In a manner of speaking, a Mussar House is a sort of “hospital” for the spiritually ill rather than a “spa” for the righteous, his point is. So it’s only right that we head there as soon as we find ourselves ailing. But the only reason we don’t head straight to a Mussar House in the event of a spiritual emergency when we’d have no compunctions about going to a hospital if we were ill is that we’re intensely focused on our physical well-being and only minimally focused on our spiritual well-being, It would behoove us all to run to a Mussar House and pour out our heart and soul there!

Letter 14 speaks about the days leading up to the Days of Judgment. “It’s well known that in days long gone everyone was gripped by fear at the outset of the month of Elul” at the very thought of the Days of Judgment. Even the people who wouldn’t ordinarily direct their hearts toward piety the rest of the year would be frightened then.

The reason that’s no longer so, R’ Salanter asserts, is because most of us just “go through the motions” when it comes to our service to G-d anyway and ape what others do, and also because the ways of the world tend to becloud our minds now so we’ve lost our sensitivity toward such things.
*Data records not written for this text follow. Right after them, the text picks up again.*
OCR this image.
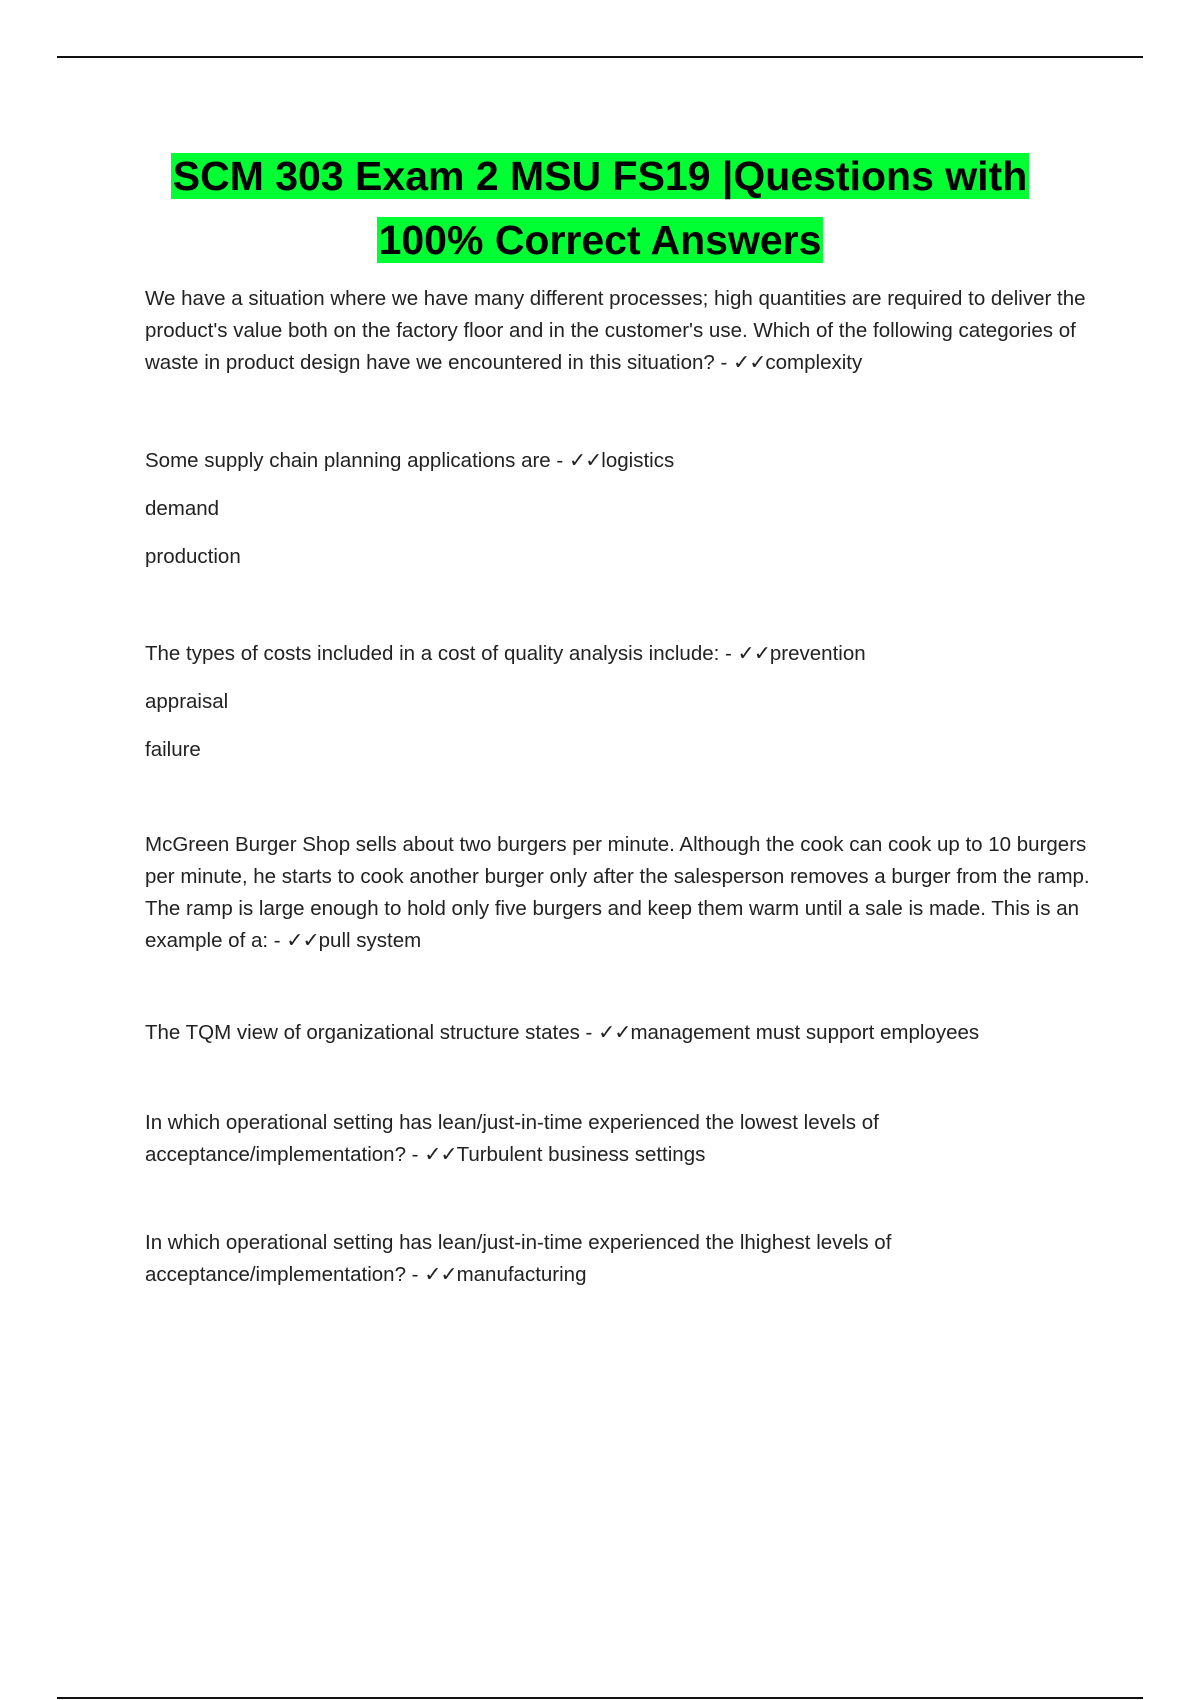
SCM 303 Exam 2 MSU FS19 |Questions with
100% Correct Answers

We have a situation where we have many different processes; high quantities are required to deliver the product's value both on the factory floor and in the customer's use. Which of the following categories of waste in product design have we encountered in this situation? - ✓✓complexity

Some supply chain planning applications are - ✓✓logistics

demand

production

The types of costs included in a cost of quality analysis include: - ✓✓prevention

appraisal

failure

McGreen Burger Shop sells about two burgers per minute. Although the cook can cook up to 10 burgers per minute, he starts to cook another burger only after the salesperson removes a burger from the ramp. The ramp is large enough to hold only five burgers and keep them warm until a sale is made. This is an example of a: - ✓✓pull system

The TQM view of organizational structure states - ✓✓management must support employees

In which operational setting has lean/just-in-time experienced the lowest levels of acceptance/implementation? - ✓✓Turbulent business settings

In which operational setting has lean/just-in-time experienced the lhighest levels of acceptance/implementation? - ✓✓manufacturing
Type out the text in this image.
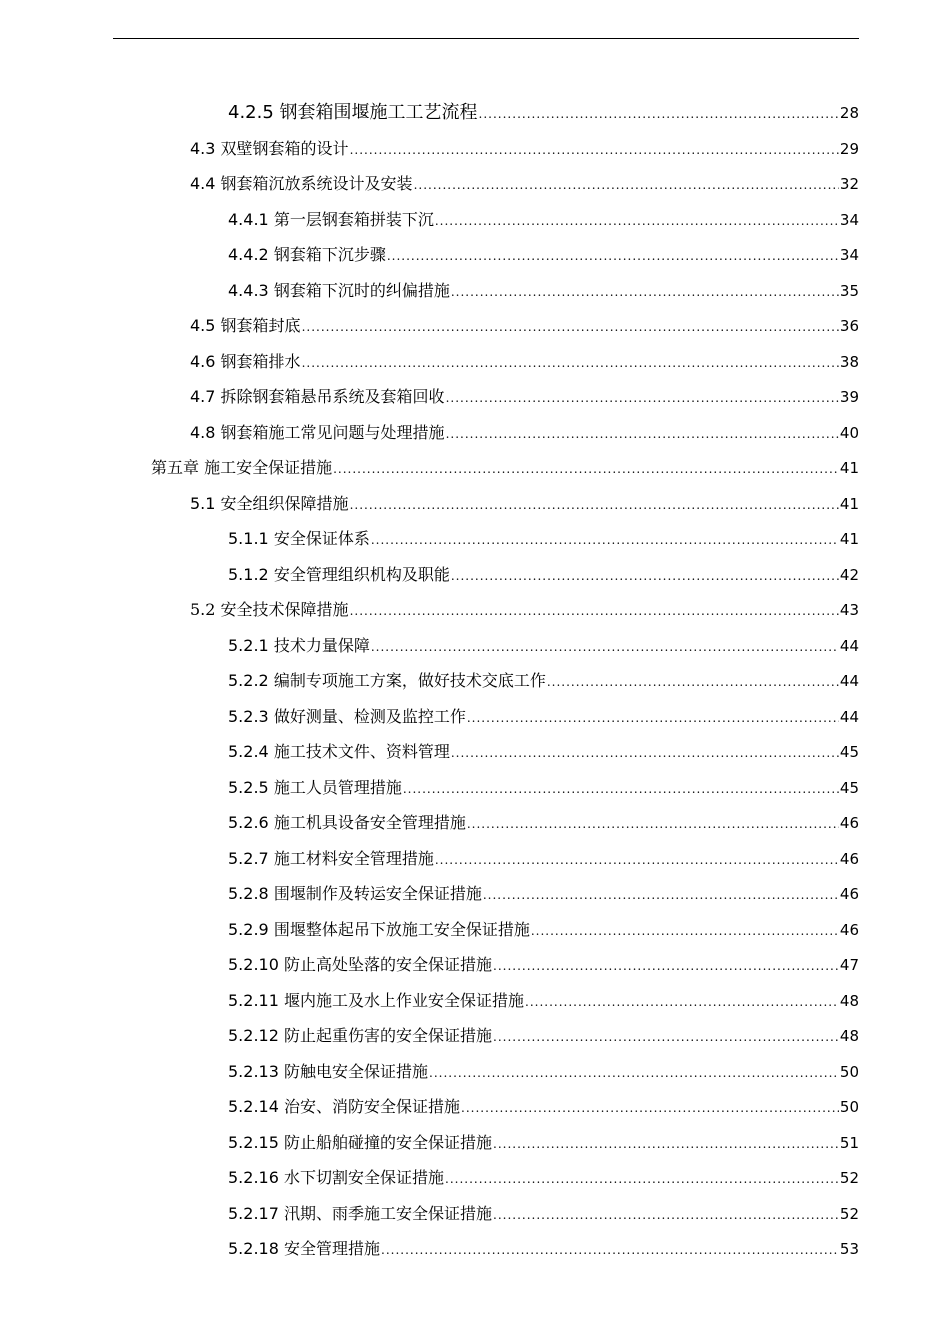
4.2.5 钢套箱围堰施工工艺流程 .....	28
4.3 双壁钢套箱的设计 .....	29
4.4 钢套箱沉放系统设计及安装 .....	32
4.4.1 第一层钢套箱拼装下沉 .....	34
4.4.2 钢套箱下沉步骤 .....	34
4.4.3 钢套箱下沉时的纠偏措施 .....	35
4.5 钢套箱封底 .....	36
4.6 钢套箱排水 .....	38
4.7 拆除钢套箱悬吊系统及套箱回收 .....	39
4.8 钢套箱施工常见问题与处理措施 .....	40
第五章 施工安全保证措施 .....	41
5.1 安全组织保障措施 .....	41
5.1.1 安全保证体系 .....	41
5.1.2 安全管理组织机构及职能 .....	42
5.2 安全技术保障措施 .....	43
5.2.1 技术力量保障 .....	44
5.2.2 编制专项施工方案，做好技术交底工作 .....	44
5.2.3 做好测量、检测及监控工作 .....	44
5.2.4 施工技术文件、资料管理 .....	45
5.2.5 施工人员管理措施 .....	45
5.2.6 施工机具设备安全管理措施 .....	46
5.2.7 施工材料安全管理措施 .....	46
5.2.8 围堰制作及转运安全保证措施 .....	46
5.2.9 围堰整体起吊下放施工安全保证措施 .....	46
5.2.10 防止高处坠落的安全保证措施 .....	47
5.2.11 堰内施工及水上作业安全保证措施 .....	48
5.2.12 防止起重伤害的安全保证措施 .....	48
5.2.13 防触电安全保证措施 .....	50
5.2.14 治安、消防安全保证措施 .....	50
5.2.15 防止船舶碰撞的安全保证措施 .....	51
5.2.16 水下切割安全保证措施 .....	52
5.2.17 汛期、雨季施工安全保证措施 .....	52
5.2.18 安全管理措施 .....	53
But the primary thing is that we’re simply too physically centered, so, once again, it would behoove us to concentrate on Mussar study.

He points out in fact that while “it is possible to serve G-d on a high level without Mussar study” it’s nonetheless impossible “to change one’s nature from wrongfulness to righteousness without it” as we’d all need to do.

Returning to the theme of the Days of Judgment he concludes with the insight that “the sages ordained that everyone set aside time to study Mussar and things relevant to the fear of Heaven (this time of the year) because the more one realizes the magnitude of Yom Kippur, the greater will be his level of teshuvah.” And he advises his students to gather together a minyan so that “each person there could pour out his soul to G-d” that He might “pierce some small hole in the steel barrier” between Himself and us, and have mercy.